Embracing change, controlling risk

Forces of change continue to blow through jittery, volatile, markets that are still searching for sustainable new support levels.

In the process, many high flying “dot-coms” have been reduced to irrecoverable dot-bombs and a host of day-traders, speculators and gullible newcomers taught a painful lesson that successful investment is never easy — particularly without proper discipline and planning.

Adding to the all-round discomfort is a veritable floodtide of explanatory and interpretive opinion that leaves little doubt that the experts have no idea where agitated markets are likely to settle in the short term.

Even Buffet can’t predict future

At least the legendary Warren Buffet was quite open about his forecasting inadequacies: “I’m no good on these macro predictions … The good thing about my economic predictions is that I pay no attention to them whatsoever.”

Instead, he stood by his belief that investment in great, well-managed businesses build wealth best over time. Though Berkshire Hathaway’s share price experienced a dismal 1999, Buffett saw nothing magic in a single year and confidently expects it to outperform the broadlyepresentative Standard and Poor’s 500 index over the next 10 years. Bravo: a consummate investor about to turn 70 is still thinking long-term!

What mere mortals like you and I should be doing when even the experts can’t get it right is a legitimate question. I suggest sticking with the longer-term investment strategies we have set for ourselves (here, I agree wholeheartedly with Buffet), while examining the one element of investing that it is within our power to control at this difficult transitory stage — namely, the degree of risk to which our portfolios are exposed.

In my view, such re-examination must embrace — rather than ignore — the vast forces of technological change that are impacting on all aspects of our lives, and that the economies and securities markets are currently grappling with.

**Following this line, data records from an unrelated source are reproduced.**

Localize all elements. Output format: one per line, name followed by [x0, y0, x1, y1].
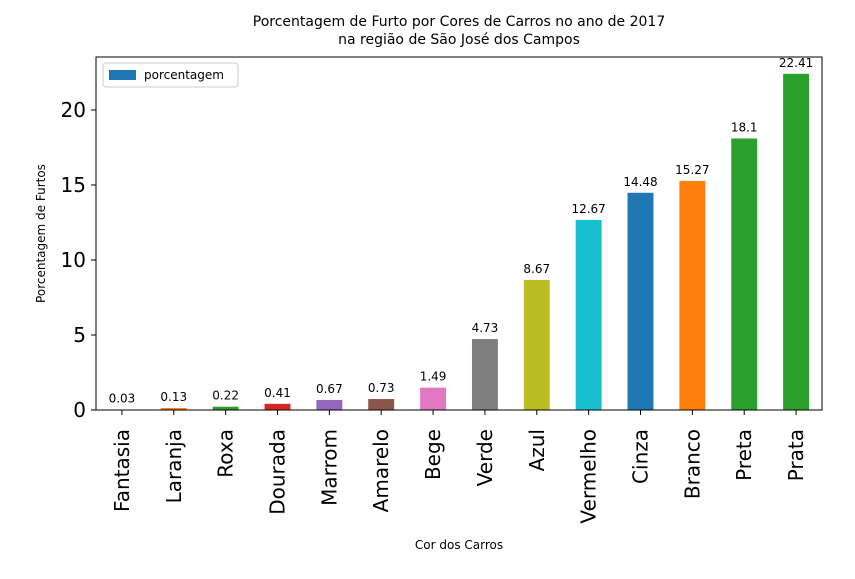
bar-laranja [160, 408, 187, 410]
value-label-dourada: 0.41 [264, 386, 291, 400]
y-tick-label: 15 [61, 173, 86, 197]
x-tick-label-amarelo: Amarelo [369, 429, 393, 512]
x-tick-label-cinza: Cinza [629, 429, 653, 484]
bar-dourada [264, 403, 291, 410]
x-tick-label-vermelho: Vermelho [577, 429, 601, 524]
value-label-prata: 22.41 [779, 56, 813, 70]
x-tick-label-prata: Prata [784, 429, 808, 481]
value-label-cinza: 14.48 [623, 175, 657, 189]
value-label-branco: 15.27 [675, 163, 709, 177]
value-label-preta: 18.1 [731, 120, 758, 134]
value-label-marrom: 0.67 [316, 382, 343, 396]
chart-title-line-1: Porcentagem de Furto por Cores de Carros… [253, 14, 665, 30]
bar-bege [420, 387, 447, 410]
y-tick-label: 0 [73, 398, 86, 422]
value-label-laranja: 0.13 [160, 390, 187, 404]
x-tick-label-preta: Preta [732, 429, 756, 481]
value-label-azul: 8.67 [523, 262, 550, 276]
x-tick-label-roxa: Roxa [214, 429, 238, 478]
value-label-bege: 1.49 [420, 370, 447, 384]
bar-branco [679, 180, 706, 410]
bar-prata [783, 73, 810, 411]
x-tick-label-laranja: Laranja [162, 429, 186, 503]
x-tick-label-marrom: Marrom [317, 429, 341, 506]
y-tick-label: 10 [61, 248, 86, 272]
y-tick-label: 5 [73, 323, 86, 347]
y-axis-label: Porcentagem de Furtos [34, 164, 48, 303]
bar-vermelho [575, 219, 602, 410]
value-label-roxa: 0.22 [212, 389, 239, 403]
bar-verde [471, 339, 498, 410]
x-tick-label-verde: Verde [473, 429, 497, 486]
x-tick-label-dourada: Dourada [266, 429, 290, 515]
bar-cinza [627, 192, 654, 410]
x-tick-label-fantasia: Fantasia [110, 429, 134, 512]
bar-azul [523, 279, 550, 410]
x-tick-label-bege: Bege [421, 429, 445, 480]
value-label-vermelho: 12.67 [571, 202, 605, 216]
value-label-fantasia: 0.03 [109, 392, 136, 406]
x-axis-label: Cor dos Carros [415, 538, 503, 552]
x-tick-label-branco: Branco [680, 429, 704, 499]
legend-label: porcentagem [144, 68, 224, 82]
legend-swatch [109, 70, 136, 80]
bar-roxa [212, 406, 239, 410]
plot-frame [95, 56, 823, 411]
value-label-amarelo: 0.73 [368, 381, 395, 395]
x-tick-label-azul: Azul [525, 429, 549, 471]
bar-amarelo [368, 399, 395, 410]
chart-title-line-2: na região de São José dos Campos [338, 32, 580, 48]
value-label-verde: 4.73 [472, 321, 499, 335]
bar-preta [731, 138, 758, 410]
legend-box [102, 62, 239, 88]
y-tick-label: 20 [61, 98, 86, 122]
bar-marrom [316, 399, 343, 410]
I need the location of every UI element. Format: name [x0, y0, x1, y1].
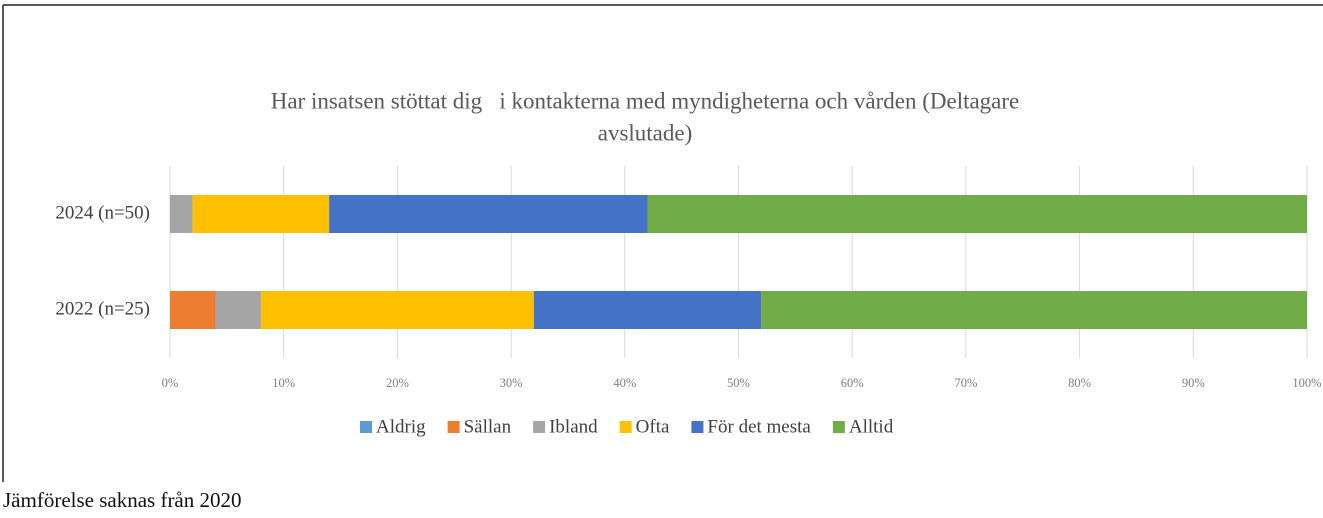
legend-label: Alltid	[849, 416, 894, 437]
y-tick-label: 2024 (n=50)	[55, 202, 150, 223]
x-tick-label: 20%	[386, 376, 409, 390]
x-tick-label: 90%	[1182, 376, 1205, 390]
bar-segment	[647, 195, 1307, 233]
x-tick-label: 70%	[954, 376, 977, 390]
x-tick-label: 60%	[841, 376, 864, 390]
legend-label: Ibland	[549, 416, 598, 437]
footnote: Jämförelse saknas från 2020	[3, 488, 242, 512]
bar-segment	[533, 291, 762, 329]
bar-segment	[170, 195, 193, 233]
legend-swatch	[533, 421, 546, 433]
bar-segment	[170, 291, 216, 329]
chart-title: Har insatsen stöttat dig i kontakterna m…	[271, 88, 1020, 113]
y-tick-label: 2022 (n=25)	[55, 298, 150, 319]
legend-label: Sällan	[464, 416, 512, 437]
bar-segment	[192, 195, 330, 233]
x-tick-label: 10%	[272, 376, 295, 390]
bar-segment	[329, 195, 648, 233]
legend-label: Aldrig	[376, 416, 426, 437]
legend-swatch	[832, 421, 845, 433]
legend-label: Ofta	[636, 416, 670, 437]
chart-title: avslutade)	[598, 120, 693, 145]
x-tick-label: 100%	[1292, 376, 1321, 390]
x-tick-label: 50%	[727, 376, 750, 390]
x-tick-label: 40%	[613, 376, 636, 390]
x-tick-label: 30%	[500, 376, 523, 390]
legend-swatch	[619, 421, 632, 433]
bar-segment	[761, 291, 1307, 329]
legend-swatch	[447, 421, 460, 433]
legend-label: För det mesta	[707, 416, 811, 437]
legend-swatch	[360, 421, 372, 433]
x-tick-label: 0%	[162, 376, 179, 390]
legend-swatch	[691, 421, 704, 433]
x-tick-label: 80%	[1068, 376, 1091, 390]
bar-segment	[215, 291, 261, 329]
bar-segment	[260, 291, 534, 329]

While Buffett steadfastly refuses to invest in high-tech because of the impossibility of forecasting where they will be 10 years hence, 75-year old Ken Thomson reported at his corporation’s annual meeting how excited Thomson Corporation is by prospects in the age of the Internet, and how the company is enthusiastically investing in technological change in the communications industry for this reason.

I agree with Buffett on the need to understand what one is investing in, but feel even more strongly that Thomson is right in trying to understand today’s new technologies so as to participate in them — while controlling attendant risks.

Balance earnings and potential

For example, in the "must have" communications sector, risk could be reined in by focusing more on current and less on future earnings: for example, on a Nortel Networks, and/or a Thomson Corporation with their substantial existing earnings and cash flows rather than America Online where so much more is predicated on the future in price-earnings terms. Another way to shift position to where established earnings and better relative values lie would be to increase portfolio weightings in favour of established "Old Economy" stocks on the leading edge of technological change. Industry leaders such as Bombardier, Suncor Enterprises and Toronto-Dominion Bank are included in my Canadian six-pack for this very reason. Still further examples would include renamed Brascan and Canadian Tire. In all these examples, avant-garde leadership underpinned by core earnings and cash flow should be the key determining factor – not mere cheapness.

Still another way to embrace change while controlling risk would be to take a global industry rather than a geographical approach; for example, in the telecommunication sector, to weigh the relative attraction of Nortel Networks, Nokia and Ericsson, not because they represent diversification in Canada, Finland or Sweden, but because they are world leaders in their own right. Financial services are another example of global industry attraction, with Merrill Lynch – and Merrill Lynch Canada – coming readily to mind.

The degree to which portfolio weights should be shifted to better control risk will depend heavily upon individual investor circumstances. Each of us should try to challenge our financial advisers and ourselves in the process. By embracing change and controlling portfolio risk, we will not forgo the potential for longer-term global investment rewards. This way, we will also be able to capitalize on the opportunities to build even better investment value down the road. It’s a combined approach I like to think even long-term septuagenarians like Warren Buffett would agree is sound.